We connect Tate to the growing body of AI discovery case law, including the federal decisions that treat AI as a tool rather than an automatic waiver event under Federal Rule 26(b)(3), and the outlier authority that opponents cite when they want to argue waiver. Then we show what changes when you’re in Texas, where Rule 192.5 protects work product prepared “by or for a party.” That single word expands protection and helps explain why Tate comes out the way it does, even though the user is a represented party acting on their own.

The most practical part of the ruling isn’t the privilege win. It’s the court-ordered disclosure of what went into ChatGPT: an inventory of discovery materials shared with the tool, identified by Bates number where possible, including documents produced under a protective order. That tees up the uncomfortable question every litigator should raise at the next meet and confer: if you paste confidential discovery into a generative AI platform, did you “disclose” it to someone outside the permitted recipients list, or did you simply use software?
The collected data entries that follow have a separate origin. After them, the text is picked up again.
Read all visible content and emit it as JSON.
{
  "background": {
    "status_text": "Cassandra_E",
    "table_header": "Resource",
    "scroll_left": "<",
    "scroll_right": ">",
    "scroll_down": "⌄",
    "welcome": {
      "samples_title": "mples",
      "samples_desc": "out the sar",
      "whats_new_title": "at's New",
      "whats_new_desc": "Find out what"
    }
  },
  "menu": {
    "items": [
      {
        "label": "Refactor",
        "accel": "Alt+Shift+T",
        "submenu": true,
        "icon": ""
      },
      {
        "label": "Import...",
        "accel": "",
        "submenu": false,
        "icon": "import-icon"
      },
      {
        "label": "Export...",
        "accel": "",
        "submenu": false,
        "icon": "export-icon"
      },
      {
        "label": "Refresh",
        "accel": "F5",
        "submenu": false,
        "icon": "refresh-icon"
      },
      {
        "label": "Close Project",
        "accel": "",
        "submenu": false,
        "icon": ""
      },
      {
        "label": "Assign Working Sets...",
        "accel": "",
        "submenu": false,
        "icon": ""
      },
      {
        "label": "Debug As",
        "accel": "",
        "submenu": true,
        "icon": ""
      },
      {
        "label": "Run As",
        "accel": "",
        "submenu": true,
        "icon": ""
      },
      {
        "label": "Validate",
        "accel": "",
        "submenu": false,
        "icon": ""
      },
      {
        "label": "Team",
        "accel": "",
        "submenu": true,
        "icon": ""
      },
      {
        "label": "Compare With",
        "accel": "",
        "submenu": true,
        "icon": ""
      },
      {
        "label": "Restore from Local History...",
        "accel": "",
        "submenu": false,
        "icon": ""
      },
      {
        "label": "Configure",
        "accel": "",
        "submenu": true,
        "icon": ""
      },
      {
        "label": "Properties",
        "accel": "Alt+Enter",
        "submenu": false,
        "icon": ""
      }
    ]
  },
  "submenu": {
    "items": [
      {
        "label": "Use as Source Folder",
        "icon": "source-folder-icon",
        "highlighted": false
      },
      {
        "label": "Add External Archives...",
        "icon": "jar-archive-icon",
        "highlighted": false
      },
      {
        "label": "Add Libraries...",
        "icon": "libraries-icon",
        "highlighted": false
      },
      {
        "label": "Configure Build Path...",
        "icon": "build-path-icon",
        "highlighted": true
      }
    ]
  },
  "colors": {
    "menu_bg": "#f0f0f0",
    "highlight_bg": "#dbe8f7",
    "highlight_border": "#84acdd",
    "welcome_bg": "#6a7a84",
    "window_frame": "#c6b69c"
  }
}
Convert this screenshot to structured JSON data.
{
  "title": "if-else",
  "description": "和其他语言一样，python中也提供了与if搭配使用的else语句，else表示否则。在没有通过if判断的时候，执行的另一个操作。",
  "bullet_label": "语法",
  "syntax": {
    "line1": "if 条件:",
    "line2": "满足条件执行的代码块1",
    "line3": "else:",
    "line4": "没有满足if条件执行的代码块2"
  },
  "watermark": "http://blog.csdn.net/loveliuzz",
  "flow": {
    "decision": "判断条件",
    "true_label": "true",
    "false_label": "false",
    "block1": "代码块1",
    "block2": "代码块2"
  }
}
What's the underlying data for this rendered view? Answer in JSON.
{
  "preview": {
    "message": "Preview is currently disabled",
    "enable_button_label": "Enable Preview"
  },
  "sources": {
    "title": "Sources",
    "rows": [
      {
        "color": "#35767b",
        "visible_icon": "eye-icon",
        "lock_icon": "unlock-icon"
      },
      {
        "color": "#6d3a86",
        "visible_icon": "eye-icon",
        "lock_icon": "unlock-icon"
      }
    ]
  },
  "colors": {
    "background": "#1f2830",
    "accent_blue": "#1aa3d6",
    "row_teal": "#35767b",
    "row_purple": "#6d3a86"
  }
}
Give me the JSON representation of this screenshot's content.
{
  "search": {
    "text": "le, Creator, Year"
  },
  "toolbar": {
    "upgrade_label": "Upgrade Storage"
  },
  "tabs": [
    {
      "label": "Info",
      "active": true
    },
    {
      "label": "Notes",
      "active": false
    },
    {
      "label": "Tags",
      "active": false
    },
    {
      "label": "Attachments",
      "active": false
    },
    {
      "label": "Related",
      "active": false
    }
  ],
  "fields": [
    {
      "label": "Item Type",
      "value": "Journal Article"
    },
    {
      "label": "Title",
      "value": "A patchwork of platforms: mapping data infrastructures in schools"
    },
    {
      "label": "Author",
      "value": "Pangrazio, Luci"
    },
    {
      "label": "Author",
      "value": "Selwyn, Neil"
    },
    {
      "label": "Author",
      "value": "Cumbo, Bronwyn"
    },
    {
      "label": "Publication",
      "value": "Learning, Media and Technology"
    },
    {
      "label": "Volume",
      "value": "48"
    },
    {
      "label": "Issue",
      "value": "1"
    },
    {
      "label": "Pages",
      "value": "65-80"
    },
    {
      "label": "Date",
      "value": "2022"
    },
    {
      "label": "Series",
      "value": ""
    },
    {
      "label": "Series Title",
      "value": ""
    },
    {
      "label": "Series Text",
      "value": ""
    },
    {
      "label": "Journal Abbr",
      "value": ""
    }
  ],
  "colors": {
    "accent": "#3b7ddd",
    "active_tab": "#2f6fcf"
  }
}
We end with concrete next steps for e-discovery teams and trial counsel: audit your active protective orders, negotiate AI-specific language before the fight starts, document tool usage and data sources, and make sure you can account for inputs if a motion to compel lands. If you find this helpful, subscribe, share with a colleague, and leave a review so more lawyers can keep up with how fast AI discovery law is moving.

Thank you for tuning in to Meet and Confer with Kelly Twigger. If you found today’s discussion helpful, don’t forget to subscribe, rate, and leave a review wherever you get your podcasts. For more insights and resources on creating cost-effective discovery strategies leveraging ESI, visit Minerva26 and explore our practical tools, case law library, and on-demand education from the Academy.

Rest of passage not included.